Nigerian army says hundreds of girls rescued from Boko Haram camps
Rescue does not include any of the schoolgirls kidnapped a year ago, military says
Nigeria's military says it has rescued 200 girls and 93 women from Boko Haram in the northeastern Sambisa Forest but they do not include any of the schoolgirls kidnapped a year ago from Chibok.
The army announced the rescue on Twitter Tuesday and said it is now screening and profiling the girls and women.
Army spokesman Col. Sani Usman told The Associated Press that troops destroyed and cleared four militant camps and rescued 200 abducted girls and 93 women "but they are not the Chibok girls."
Nearly 300 schoolgirls were kidnapped from Chibok in northeastern Nigeria by the Islamic extremist group Boko Haram in April 2014. The militants took the schoolgirls in trucks into the Sambisa Forest. Dozens escaped on their own but 219 remain missing.

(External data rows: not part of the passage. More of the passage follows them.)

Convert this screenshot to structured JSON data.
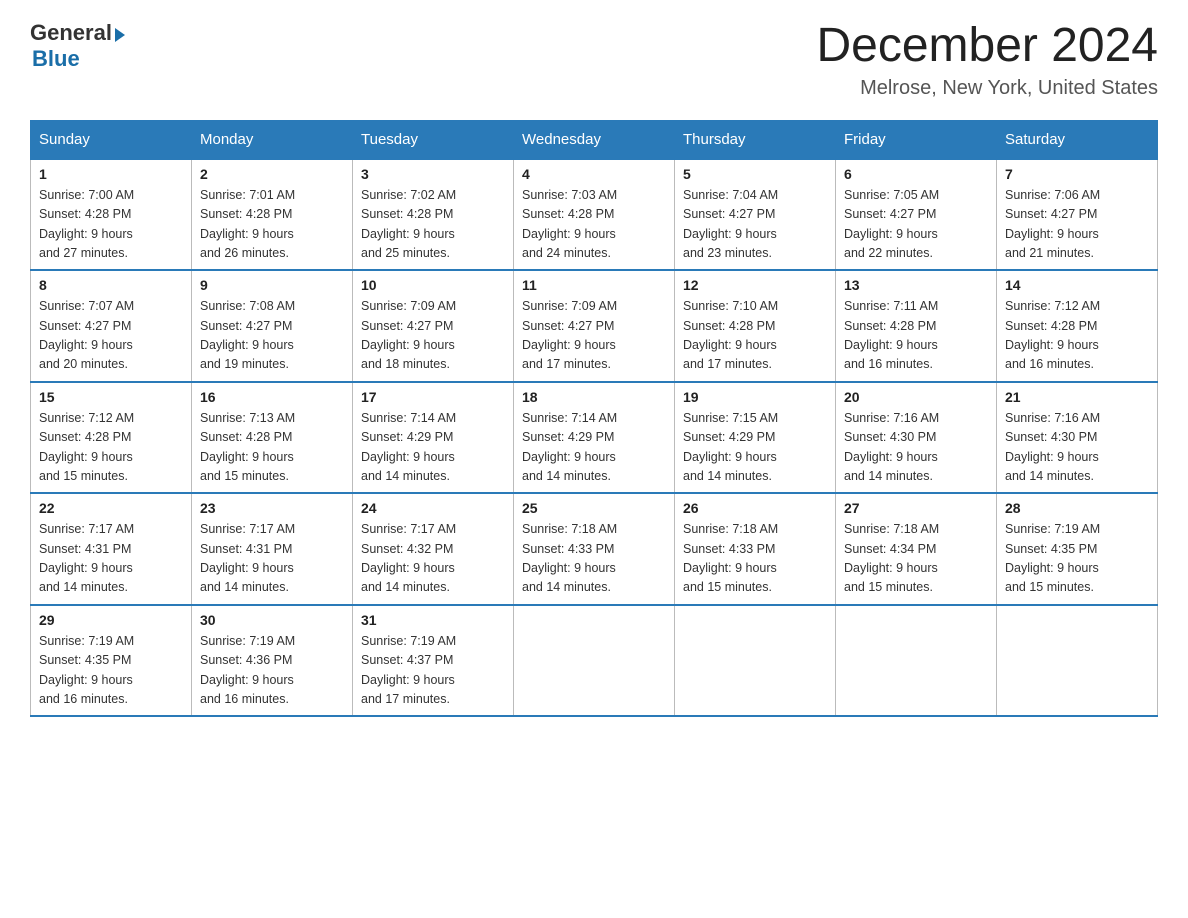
{
  "logo": {
    "general": "General",
    "blue": "Blue"
  },
  "title": "December 2024",
  "location": "Melrose, New York, United States",
  "weekdays": [
    "Sunday",
    "Monday",
    "Tuesday",
    "Wednesday",
    "Thursday",
    "Friday",
    "Saturday"
  ],
  "weeks": [
    [
      {
        "day": "1",
        "sunrise": "7:00 AM",
        "sunset": "4:28 PM",
        "daylight": "9 hours and 27 minutes."
      },
      {
        "day": "2",
        "sunrise": "7:01 AM",
        "sunset": "4:28 PM",
        "daylight": "9 hours and 26 minutes."
      },
      {
        "day": "3",
        "sunrise": "7:02 AM",
        "sunset": "4:28 PM",
        "daylight": "9 hours and 25 minutes."
      },
      {
        "day": "4",
        "sunrise": "7:03 AM",
        "sunset": "4:28 PM",
        "daylight": "9 hours and 24 minutes."
      },
      {
        "day": "5",
        "sunrise": "7:04 AM",
        "sunset": "4:27 PM",
        "daylight": "9 hours and 23 minutes."
      },
      {
        "day": "6",
        "sunrise": "7:05 AM",
        "sunset": "4:27 PM",
        "daylight": "9 hours and 22 minutes."
      },
      {
        "day": "7",
        "sunrise": "7:06 AM",
        "sunset": "4:27 PM",
        "daylight": "9 hours and 21 minutes."
      }
    ],
    [
      {
        "day": "8",
        "sunrise": "7:07 AM",
        "sunset": "4:27 PM",
        "daylight": "9 hours and 20 minutes."
      },
      {
        "day": "9",
        "sunrise": "7:08 AM",
        "sunset": "4:27 PM",
        "daylight": "9 hours and 19 minutes."
      },
      {
        "day": "10",
        "sunrise": "7:09 AM",
        "sunset": "4:27 PM",
        "daylight": "9 hours and 18 minutes."
      },
      {
        "day": "11",
        "sunrise": "7:09 AM",
        "sunset": "4:27 PM",
        "daylight": "9 hours and 17 minutes."
      },
      {
        "day": "12",
        "sunrise": "7:10 AM",
        "sunset": "4:28 PM",
        "daylight": "9 hours and 17 minutes."
      },
      {
        "day": "13",
        "sunrise": "7:11 AM",
        "sunset": "4:28 PM",
        "daylight": "9 hours and 16 minutes."
      },
      {
        "day": "14",
        "sunrise": "7:12 AM",
        "sunset": "4:28 PM",
        "daylight": "9 hours and 16 minutes."
      }
    ],
    [
      {
        "day": "15",
        "sunrise": "7:12 AM",
        "sunset": "4:28 PM",
        "daylight": "9 hours and 15 minutes."
      },
      {
        "day": "16",
        "sunrise": "7:13 AM",
        "sunset": "4:28 PM",
        "daylight": "9 hours and 15 minutes."
      },
      {
        "day": "17",
        "sunrise": "7:14 AM",
        "sunset": "4:29 PM",
        "daylight": "9 hours and 14 minutes."
      },
      {
        "day": "18",
        "sunrise": "7:14 AM",
        "sunset": "4:29 PM",
        "daylight": "9 hours and 14 minutes."
      },
      {
        "day": "19",
        "sunrise": "7:15 AM",
        "sunset": "4:29 PM",
        "daylight": "9 hours and 14 minutes."
      },
      {
        "day": "20",
        "sunrise": "7:16 AM",
        "sunset": "4:30 PM",
        "daylight": "9 hours and 14 minutes."
      },
      {
        "day": "21",
        "sunrise": "7:16 AM",
        "sunset": "4:30 PM",
        "daylight": "9 hours and 14 minutes."
      }
    ],
    [
      {
        "day": "22",
        "sunrise": "7:17 AM",
        "sunset": "4:31 PM",
        "daylight": "9 hours and 14 minutes."
      },
      {
        "day": "23",
        "sunrise": "7:17 AM",
        "sunset": "4:31 PM",
        "daylight": "9 hours and 14 minutes."
      },
      {
        "day": "24",
        "sunrise": "7:17 AM",
        "sunset": "4:32 PM",
        "daylight": "9 hours and 14 minutes."
      },
      {
        "day": "25",
        "sunrise": "7:18 AM",
        "sunset": "4:33 PM",
        "daylight": "9 hours and 14 minutes."
      },
      {
        "day": "26",
        "sunrise": "7:18 AM",
        "sunset": "4:33 PM",
        "daylight": "9 hours and 15 minutes."
      },
      {
        "day": "27",
        "sunrise": "7:18 AM",
        "sunset": "4:34 PM",
        "daylight": "9 hours and 15 minutes."
      },
      {
        "day": "28",
        "sunrise": "7:19 AM",
        "sunset": "4:35 PM",
        "daylight": "9 hours and 15 minutes."
      }
    ],
    [
      {
        "day": "29",
        "sunrise": "7:19 AM",
        "sunset": "4:35 PM",
        "daylight": "9 hours and 16 minutes."
      },
      {
        "day": "30",
        "sunrise": "7:19 AM",
        "sunset": "4:36 PM",
        "daylight": "9 hours and 16 minutes."
      },
      {
        "day": "31",
        "sunrise": "7:19 AM",
        "sunset": "4:37 PM",
        "daylight": "9 hours and 17 minutes."
      },
      null,
      null,
      null,
      null
    ]
  ]
}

The plight of the schoolgirls, who have become known as "the Chibok girls," has garnered international attention and the #BringBackOurGirls campaign.
Their kidnapping brought Boko Haram to the attention of the world, arousing outrage and even U.S. first lady Michelle Obama got engaged, tweeting a photograph of herself with the campaign sign.
The Nigerian army announced two weeks ago that it would go into Sambisa Forest, which is a center for the Boko Haram fighters, and that it believed the schoolgirls may still be there.
Boko Haram has kidnapped an unknown number of girls, women and young men to be used as sex slaves and fighters. Many have escaped or been released as a multinational offensive mounted at the end of January has driven Nigeria's home-grown Islamic militants from almost all towns of the northeast.
The only area left in control of Boko Haram was the Sambisa Forest, a national game reserve.